The Council of Financial Regulators has turned its attention to lending standards, as it seeks to ensure that the current growth in equity and residential property prices does not turn into a speculative boom fuelled by loose lending.
Reserve Bank governor Philip Lowe said he was not concerned about the recent growth in the value of these assets, which he said was part of the “transmission mechanism” of fiscal and monetary stimulus.
Speaking at the Australian Financial Review Business Summit yesterday, Lowe said: “Low rates push up asset prices. But it would concern me if lending standards deteriorated. It would be a big problem if it was a debt-funded speculative boom in asset values.”
“That is why the CFR is paying close attention to lending standards.”
Lowe said that at the moment lenders and borrowers were acting responsibly but if problems of that kind did emerge, the response would not need to be an increase in interest rates.
“There are various tools, other than higher interest rates, to address these concerns, leaving monetary policy to maintain its strong focus on the recovery in the economy, jobs and wages.”
Lowe reiterated earlier statements that he did not expect to see economic conditions that would necessitate higher rates for several years.
The RBA will maintain current monetary policy settings until inflation is sustainably within the 2 to 3 per cent range.

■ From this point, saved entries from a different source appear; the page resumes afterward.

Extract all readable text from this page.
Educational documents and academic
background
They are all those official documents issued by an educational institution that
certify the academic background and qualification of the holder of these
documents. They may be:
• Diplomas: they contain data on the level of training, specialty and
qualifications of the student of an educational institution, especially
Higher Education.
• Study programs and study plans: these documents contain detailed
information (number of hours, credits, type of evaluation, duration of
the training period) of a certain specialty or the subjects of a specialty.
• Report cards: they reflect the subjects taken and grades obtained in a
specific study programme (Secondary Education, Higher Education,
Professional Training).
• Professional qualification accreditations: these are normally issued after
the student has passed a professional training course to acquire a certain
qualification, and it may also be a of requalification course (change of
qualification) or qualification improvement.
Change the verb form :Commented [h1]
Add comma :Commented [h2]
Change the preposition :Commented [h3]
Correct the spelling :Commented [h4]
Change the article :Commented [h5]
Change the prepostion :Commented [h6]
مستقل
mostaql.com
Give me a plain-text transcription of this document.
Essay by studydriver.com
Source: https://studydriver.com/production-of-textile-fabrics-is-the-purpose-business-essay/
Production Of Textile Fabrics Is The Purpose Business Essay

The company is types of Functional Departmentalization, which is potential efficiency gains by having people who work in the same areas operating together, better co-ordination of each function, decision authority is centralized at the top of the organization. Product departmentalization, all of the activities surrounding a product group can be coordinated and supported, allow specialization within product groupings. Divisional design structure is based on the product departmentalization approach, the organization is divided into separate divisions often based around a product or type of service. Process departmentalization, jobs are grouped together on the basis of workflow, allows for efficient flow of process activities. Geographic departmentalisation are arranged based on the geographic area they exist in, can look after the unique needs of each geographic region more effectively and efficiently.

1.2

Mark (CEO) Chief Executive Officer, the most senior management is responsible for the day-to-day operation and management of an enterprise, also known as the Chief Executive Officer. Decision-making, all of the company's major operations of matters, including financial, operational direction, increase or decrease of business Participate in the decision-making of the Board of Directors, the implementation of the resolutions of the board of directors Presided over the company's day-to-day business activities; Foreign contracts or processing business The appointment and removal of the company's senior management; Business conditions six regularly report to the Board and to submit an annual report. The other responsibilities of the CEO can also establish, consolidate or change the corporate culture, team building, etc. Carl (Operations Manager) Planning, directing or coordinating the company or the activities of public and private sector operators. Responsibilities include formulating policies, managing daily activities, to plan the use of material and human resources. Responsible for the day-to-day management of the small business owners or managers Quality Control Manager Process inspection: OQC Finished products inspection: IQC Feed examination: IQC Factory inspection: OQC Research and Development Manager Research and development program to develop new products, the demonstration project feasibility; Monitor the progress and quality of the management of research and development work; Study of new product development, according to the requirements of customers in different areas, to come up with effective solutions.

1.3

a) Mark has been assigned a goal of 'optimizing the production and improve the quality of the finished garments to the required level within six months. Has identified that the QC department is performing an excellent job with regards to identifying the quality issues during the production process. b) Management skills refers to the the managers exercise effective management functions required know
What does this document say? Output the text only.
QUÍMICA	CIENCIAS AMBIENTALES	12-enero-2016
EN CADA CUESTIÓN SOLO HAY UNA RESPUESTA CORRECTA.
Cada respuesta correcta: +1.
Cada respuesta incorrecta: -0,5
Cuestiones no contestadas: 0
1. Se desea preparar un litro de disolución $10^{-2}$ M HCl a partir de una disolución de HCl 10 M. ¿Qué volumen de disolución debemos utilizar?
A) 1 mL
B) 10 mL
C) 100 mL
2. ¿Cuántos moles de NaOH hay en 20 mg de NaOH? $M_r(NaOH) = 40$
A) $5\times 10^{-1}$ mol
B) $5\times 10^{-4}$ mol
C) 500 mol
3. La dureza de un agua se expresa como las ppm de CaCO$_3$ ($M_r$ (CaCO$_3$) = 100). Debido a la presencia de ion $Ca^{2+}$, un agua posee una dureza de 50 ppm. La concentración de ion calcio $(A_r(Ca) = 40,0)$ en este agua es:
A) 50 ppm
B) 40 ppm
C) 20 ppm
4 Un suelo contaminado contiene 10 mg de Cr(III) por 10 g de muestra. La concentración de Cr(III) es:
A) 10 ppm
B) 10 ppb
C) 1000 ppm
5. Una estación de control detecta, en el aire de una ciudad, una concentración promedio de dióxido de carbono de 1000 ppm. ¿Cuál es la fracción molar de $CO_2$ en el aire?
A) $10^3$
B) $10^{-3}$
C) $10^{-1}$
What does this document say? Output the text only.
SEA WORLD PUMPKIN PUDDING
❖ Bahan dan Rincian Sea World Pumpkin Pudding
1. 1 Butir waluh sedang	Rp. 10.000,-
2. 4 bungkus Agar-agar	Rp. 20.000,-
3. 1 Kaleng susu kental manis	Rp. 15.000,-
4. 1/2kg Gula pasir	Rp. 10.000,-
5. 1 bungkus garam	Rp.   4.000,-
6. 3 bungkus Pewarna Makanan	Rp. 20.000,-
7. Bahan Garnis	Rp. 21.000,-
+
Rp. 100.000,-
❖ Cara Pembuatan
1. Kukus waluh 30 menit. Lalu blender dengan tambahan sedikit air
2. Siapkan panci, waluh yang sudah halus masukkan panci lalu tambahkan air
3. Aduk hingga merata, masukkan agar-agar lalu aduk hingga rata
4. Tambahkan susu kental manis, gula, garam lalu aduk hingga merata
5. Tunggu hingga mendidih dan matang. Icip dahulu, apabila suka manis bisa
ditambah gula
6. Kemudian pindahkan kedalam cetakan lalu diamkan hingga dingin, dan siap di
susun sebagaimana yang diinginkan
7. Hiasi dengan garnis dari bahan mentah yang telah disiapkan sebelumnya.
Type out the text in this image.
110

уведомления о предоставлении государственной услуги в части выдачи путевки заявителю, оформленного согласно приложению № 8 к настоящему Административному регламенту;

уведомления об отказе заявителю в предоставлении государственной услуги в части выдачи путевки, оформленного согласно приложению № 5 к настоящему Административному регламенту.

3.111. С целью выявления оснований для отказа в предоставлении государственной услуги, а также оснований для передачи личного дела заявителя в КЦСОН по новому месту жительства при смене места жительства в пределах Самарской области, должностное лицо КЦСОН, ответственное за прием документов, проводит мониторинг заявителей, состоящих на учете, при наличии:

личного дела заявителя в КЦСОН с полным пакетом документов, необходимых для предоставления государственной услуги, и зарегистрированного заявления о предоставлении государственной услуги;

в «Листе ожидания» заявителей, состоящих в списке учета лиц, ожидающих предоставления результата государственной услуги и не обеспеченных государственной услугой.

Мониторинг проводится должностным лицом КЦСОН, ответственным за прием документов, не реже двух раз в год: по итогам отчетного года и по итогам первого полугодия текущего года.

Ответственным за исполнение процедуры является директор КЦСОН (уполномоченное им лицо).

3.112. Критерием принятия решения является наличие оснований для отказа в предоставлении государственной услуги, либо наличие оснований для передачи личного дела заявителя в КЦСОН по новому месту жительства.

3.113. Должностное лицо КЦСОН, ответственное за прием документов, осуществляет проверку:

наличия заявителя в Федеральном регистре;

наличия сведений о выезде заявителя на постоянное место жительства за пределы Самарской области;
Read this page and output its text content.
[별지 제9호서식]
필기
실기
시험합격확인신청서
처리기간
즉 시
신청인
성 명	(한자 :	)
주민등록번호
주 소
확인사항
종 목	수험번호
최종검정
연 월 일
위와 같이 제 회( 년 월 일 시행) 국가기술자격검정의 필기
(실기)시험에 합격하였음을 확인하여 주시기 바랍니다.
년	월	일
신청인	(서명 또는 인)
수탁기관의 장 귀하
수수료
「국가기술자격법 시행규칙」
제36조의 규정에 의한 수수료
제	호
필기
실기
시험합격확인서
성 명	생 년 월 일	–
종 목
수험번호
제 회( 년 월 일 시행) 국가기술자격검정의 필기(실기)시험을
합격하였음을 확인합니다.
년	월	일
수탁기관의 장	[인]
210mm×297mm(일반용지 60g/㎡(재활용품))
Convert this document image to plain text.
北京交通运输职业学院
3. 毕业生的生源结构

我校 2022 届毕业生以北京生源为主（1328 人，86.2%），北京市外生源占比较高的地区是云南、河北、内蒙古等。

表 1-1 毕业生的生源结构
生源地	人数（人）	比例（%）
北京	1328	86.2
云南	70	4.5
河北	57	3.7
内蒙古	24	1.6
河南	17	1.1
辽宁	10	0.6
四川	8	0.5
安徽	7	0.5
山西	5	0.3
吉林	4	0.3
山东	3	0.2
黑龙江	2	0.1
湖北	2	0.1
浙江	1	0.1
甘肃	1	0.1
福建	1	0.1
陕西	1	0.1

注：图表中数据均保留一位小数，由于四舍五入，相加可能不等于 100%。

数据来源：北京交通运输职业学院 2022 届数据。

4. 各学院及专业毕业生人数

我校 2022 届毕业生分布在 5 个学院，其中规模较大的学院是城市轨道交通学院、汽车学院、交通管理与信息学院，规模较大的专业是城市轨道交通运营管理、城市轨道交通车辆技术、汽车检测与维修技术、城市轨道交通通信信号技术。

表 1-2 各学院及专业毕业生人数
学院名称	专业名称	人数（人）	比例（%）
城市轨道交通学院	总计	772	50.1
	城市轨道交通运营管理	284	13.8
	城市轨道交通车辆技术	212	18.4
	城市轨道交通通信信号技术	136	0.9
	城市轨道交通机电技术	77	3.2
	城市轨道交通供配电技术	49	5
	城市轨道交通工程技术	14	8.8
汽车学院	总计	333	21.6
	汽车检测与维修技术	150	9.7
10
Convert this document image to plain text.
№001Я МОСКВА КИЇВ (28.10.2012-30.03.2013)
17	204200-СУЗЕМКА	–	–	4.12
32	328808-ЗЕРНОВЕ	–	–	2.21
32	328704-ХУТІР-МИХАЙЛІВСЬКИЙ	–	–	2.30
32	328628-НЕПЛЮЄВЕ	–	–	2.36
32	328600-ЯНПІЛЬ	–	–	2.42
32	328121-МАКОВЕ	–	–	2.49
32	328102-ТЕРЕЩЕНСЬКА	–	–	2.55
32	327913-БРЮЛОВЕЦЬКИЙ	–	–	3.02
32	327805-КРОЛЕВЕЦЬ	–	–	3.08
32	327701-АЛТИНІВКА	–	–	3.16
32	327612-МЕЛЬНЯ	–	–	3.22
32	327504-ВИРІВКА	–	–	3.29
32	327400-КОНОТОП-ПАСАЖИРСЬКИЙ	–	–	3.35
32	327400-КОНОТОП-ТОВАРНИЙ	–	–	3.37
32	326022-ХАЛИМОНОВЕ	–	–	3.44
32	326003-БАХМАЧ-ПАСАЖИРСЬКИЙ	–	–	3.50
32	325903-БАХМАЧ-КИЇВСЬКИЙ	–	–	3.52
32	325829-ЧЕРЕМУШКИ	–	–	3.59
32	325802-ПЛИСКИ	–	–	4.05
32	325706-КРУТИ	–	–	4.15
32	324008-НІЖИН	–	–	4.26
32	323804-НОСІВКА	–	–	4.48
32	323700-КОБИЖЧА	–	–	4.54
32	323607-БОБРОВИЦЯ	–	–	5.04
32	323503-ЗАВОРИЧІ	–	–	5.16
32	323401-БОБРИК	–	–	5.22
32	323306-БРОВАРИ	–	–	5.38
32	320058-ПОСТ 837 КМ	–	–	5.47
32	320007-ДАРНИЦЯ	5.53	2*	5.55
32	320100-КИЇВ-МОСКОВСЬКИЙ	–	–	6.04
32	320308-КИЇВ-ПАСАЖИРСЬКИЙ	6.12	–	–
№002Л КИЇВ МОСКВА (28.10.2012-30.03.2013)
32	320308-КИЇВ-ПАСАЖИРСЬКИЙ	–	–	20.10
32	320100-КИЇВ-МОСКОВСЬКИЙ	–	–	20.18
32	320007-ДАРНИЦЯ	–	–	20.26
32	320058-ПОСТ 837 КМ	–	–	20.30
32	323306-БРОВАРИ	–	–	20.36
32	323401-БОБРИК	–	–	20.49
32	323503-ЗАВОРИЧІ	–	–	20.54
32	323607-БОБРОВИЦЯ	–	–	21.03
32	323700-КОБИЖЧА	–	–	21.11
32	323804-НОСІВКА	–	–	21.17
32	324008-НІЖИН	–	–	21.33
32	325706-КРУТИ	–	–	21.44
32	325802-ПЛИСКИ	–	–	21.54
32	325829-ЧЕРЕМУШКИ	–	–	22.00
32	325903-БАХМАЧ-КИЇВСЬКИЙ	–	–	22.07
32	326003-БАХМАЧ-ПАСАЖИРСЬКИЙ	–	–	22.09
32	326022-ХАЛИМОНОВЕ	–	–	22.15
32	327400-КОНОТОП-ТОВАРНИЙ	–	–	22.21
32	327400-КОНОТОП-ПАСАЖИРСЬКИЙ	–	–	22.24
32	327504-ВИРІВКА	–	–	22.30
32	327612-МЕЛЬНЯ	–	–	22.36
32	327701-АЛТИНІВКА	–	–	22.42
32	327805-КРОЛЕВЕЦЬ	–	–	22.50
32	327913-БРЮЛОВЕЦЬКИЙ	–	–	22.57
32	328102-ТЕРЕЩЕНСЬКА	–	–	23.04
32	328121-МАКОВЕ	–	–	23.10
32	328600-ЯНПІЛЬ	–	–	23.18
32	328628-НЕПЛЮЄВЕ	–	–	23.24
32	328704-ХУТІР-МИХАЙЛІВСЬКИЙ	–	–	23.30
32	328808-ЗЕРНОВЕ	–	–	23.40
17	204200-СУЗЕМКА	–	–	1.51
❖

“Over the past couple of weeks market pricing has implied an expectation of possible increases in the cash rate as early as late next year and then again in 2023. This is not an expectation that we share.
“Our judgment is that we are unlikely to see wages growth consistent with the inflation target before 2024. This is the basis for our assessment that the cash rate is very likely to remain at its current level until at least 2024.”
Lowe said it is understandable that bond yields would move off historic lows as the global economic outlook improves.
“This suggests that investors have more confidence that policy measures are working to stimulate the global economy and that the recovery will be strong enough to generate inflation close to target.
“Inflation expectations have risen but it is about a return to target, not a breakout. I am perplexed by that story.”